This past week, during a particularly stressful day, I did what I always do when I want to complain to someone I know will listen: I called my dad. I’m lucky that our relationship is such that I can vent about work or daily living in New York City, and he’ll listen attentively and offer fatherly pearls of wisdom or tales of his time in his 20s and how he figured it all out, without (too much) judgement.
This time, after the usual 10 minutes of me explaining I had no idea what was going on in my life, he didn’t tell me to buck up and get back to it. Instead, he asked me how I’m investing in myself out of work. What was I doing in my off time that was just for me, that would let me focus on things I enjoy and hone skills I don’t have yet?
It’s a good question. Earlier in the year, I participated in a writing workshop with a bunch of other women from varied disciplines, hosted by a writer I’d long admired. It cost a few hundred dollars, which made me nervous at first, but once the day was over, I knew it had been well worth the cost.
Just as important as setting New Year's resolutions is figuring out how we reach them, and not getting so bogged down in work that we forget to take care of ourselves. On the podcast Call Your Girlfriend, hosted by the journalist Ann Friedman and Aminatou Sow, co-founder of Tech Lady Mafia, human rights technologist Sabrina Hersi Issa advises scheduling a Personal Inventory Day each month as a way to regularly take stock of where your time is going.

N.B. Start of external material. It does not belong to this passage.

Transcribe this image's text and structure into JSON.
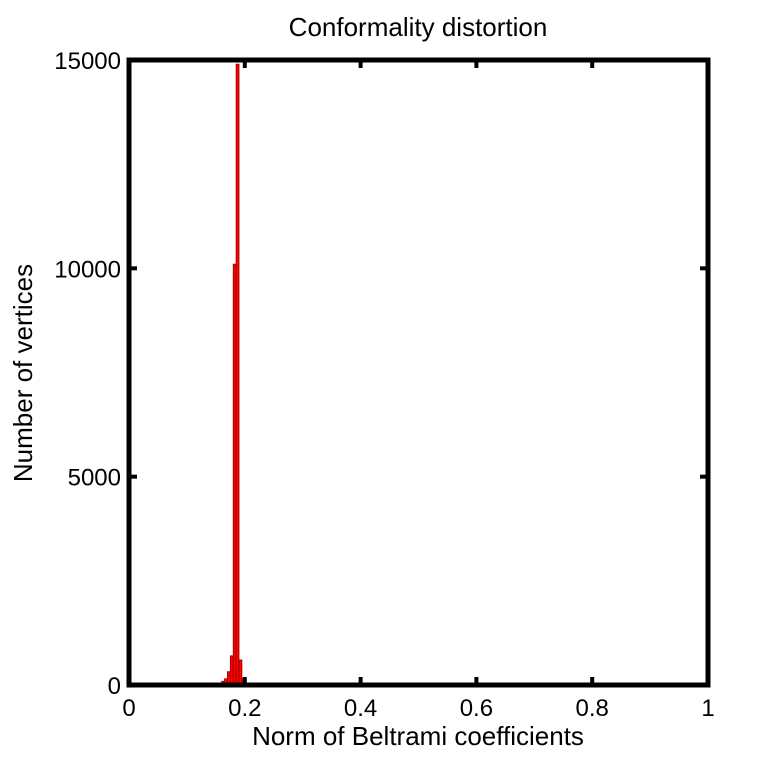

I haven’t done anything like that in a while, mainly because I tell myself the money could be better spent elsewhere. But my dad reminded me that now is the best time to invest in myself, in the things I simply like.
I’m young, single, and renting in New York City, meaning I have as few “real” responsibilities (besides a job and bills) as I’ll ever have and access to workshops and classes in pretty much any field at a semi-reasonable cost. Why not earmark $1000 or so a year to learn about a few more things that interest me?
Of course, investing in yourself isn’t reserved for the 20-somethings living in urban areas. Everyone can benefit from prioritising themselves and learning something new once or twice a year if they have the means to do so.
For me, that means looking for another writing workshop and a beginner’s design course (and reconnecting with the impressive women I met at the beginning of the year). For you that could mean taking a coding class, learning how to play the piano, or hiring a trainer.
If you aren’t feeling inspired, maybe you just need to call up the person who will give you a little push in that direction — dad, sister, best friend, whoever.
So, you have five months left in 2018. How will you invest in yourself?